Jednoznaczne stanowisko Rady Medycznej: Czas na przywileje dla zaszczepionych

- Rządzący już nawet specjalnie nie ukrywają, że nie chcą się narażać swoim wyborcom, wśród których są osoby niechętne szczepieniom - powiedział prof. Robert Flisiak, prezes Polskiego Towarzystwa Epidemiologów i Lekarzy Chorób Zakaźnych w rozmowie z "Gazetą Wyborczą".

Rada Medyczna ma jednoznaczne stanowisko: Czas na przywileje dla zaszczepionych
Rada Medyczna ma jednoznaczne stanowisko: Czas na przywileje dla zaszczepionych
Źródło zdjęć: © East News | Wojciech Strozyk/REPORTER

17.11.2021 14:24

Zalogowani mogą więcej

Możesz zapisać ten artykuł na później. Znajdziesz go potem na swoim koncie użytkownika

W środę 17 listopada padł kolejny niechlubny rekord czwartej fali zakażeń. Mamy 24 239 nowych potwierdzonych zakażeń koronawirusem - poinformował resort zdrowia. Czwarta fala epidemii przybiera na sile, co wyraźnie przekłada się na sytuację w szpitalach. Na 20 788 przygotowanych łóżek dla pacjentów z COVID-19, zajętych jest już 15 316.

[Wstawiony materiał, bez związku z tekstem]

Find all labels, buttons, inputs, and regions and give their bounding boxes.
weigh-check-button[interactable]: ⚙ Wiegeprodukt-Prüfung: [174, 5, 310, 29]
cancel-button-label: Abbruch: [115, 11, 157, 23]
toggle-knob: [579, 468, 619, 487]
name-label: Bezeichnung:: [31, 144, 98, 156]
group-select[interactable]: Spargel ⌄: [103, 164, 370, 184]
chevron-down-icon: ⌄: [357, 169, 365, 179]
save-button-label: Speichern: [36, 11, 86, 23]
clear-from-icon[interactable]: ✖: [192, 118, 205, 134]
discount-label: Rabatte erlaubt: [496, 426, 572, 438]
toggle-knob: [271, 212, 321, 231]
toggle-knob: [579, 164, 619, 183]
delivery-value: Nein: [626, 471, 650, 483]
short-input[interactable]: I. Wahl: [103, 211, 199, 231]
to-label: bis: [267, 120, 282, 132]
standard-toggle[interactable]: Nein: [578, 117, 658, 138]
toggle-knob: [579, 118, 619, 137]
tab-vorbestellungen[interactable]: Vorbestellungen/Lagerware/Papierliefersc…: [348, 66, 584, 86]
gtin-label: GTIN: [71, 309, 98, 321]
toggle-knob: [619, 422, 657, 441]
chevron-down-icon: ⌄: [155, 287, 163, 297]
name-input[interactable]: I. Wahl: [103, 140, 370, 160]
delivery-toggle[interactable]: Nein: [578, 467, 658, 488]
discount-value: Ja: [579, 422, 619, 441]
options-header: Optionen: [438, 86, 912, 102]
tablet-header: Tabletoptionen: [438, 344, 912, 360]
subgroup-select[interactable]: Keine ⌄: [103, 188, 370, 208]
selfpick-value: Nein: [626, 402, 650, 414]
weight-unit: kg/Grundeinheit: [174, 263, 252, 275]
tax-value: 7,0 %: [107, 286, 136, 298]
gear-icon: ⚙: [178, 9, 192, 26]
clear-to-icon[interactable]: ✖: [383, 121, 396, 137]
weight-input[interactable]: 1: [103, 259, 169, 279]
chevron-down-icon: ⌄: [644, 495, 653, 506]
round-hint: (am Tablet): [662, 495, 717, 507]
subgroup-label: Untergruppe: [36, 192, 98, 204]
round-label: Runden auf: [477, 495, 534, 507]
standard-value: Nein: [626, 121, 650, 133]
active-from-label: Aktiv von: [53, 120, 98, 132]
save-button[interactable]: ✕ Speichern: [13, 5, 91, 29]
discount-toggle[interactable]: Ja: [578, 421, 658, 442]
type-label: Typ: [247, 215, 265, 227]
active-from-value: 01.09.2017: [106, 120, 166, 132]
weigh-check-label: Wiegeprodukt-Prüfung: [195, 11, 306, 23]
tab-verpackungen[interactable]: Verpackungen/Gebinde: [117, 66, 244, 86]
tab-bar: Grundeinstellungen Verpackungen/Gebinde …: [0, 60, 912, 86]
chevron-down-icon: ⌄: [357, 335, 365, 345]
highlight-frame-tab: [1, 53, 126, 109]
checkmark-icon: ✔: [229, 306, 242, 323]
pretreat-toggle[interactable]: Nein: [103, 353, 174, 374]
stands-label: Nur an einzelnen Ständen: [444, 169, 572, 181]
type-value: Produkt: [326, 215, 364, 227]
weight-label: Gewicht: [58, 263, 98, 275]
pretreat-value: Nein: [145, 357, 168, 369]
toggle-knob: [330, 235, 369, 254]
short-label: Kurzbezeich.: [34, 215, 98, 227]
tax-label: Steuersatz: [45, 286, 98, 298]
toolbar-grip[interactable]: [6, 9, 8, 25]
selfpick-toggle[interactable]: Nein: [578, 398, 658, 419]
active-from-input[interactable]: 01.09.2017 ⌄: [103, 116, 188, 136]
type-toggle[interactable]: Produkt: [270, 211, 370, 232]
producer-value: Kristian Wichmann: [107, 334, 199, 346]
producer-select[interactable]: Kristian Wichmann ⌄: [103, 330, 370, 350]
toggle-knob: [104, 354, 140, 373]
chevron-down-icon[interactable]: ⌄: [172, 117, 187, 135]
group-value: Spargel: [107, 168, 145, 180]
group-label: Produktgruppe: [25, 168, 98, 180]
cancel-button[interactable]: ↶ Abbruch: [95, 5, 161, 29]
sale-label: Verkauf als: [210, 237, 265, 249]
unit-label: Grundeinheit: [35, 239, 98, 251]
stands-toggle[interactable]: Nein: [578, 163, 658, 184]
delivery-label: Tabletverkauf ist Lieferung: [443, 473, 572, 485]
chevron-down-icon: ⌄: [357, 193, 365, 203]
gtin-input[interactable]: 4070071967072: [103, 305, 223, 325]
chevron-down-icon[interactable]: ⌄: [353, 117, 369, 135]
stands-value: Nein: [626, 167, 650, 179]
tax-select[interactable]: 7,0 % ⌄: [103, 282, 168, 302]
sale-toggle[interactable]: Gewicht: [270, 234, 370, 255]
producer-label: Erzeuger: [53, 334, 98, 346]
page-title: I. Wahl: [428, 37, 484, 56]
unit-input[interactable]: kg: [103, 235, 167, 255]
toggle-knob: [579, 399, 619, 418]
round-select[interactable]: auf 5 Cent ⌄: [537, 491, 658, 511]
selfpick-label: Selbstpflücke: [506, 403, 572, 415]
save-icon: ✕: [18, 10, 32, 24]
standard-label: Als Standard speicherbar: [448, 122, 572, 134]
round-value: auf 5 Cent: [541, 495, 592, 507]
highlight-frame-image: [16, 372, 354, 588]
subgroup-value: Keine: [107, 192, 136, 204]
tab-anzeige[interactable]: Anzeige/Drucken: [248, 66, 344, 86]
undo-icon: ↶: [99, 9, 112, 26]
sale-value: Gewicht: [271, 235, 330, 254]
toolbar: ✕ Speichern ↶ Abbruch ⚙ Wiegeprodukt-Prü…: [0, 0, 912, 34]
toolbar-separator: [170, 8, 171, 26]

W Polsce w pełni zaszczepionych jest prawie 20,2 mln osób, a 1,3 mln z nich przyjęło też dawkę przypominającą. Okazuje się, że Rada Medyczna przy premierze Mateuszu Morawieckim przygotowała tekst rekomendacji, w którym podkreśla, że dla zaszczepionych powinny być przygotowane specjalne przywileje.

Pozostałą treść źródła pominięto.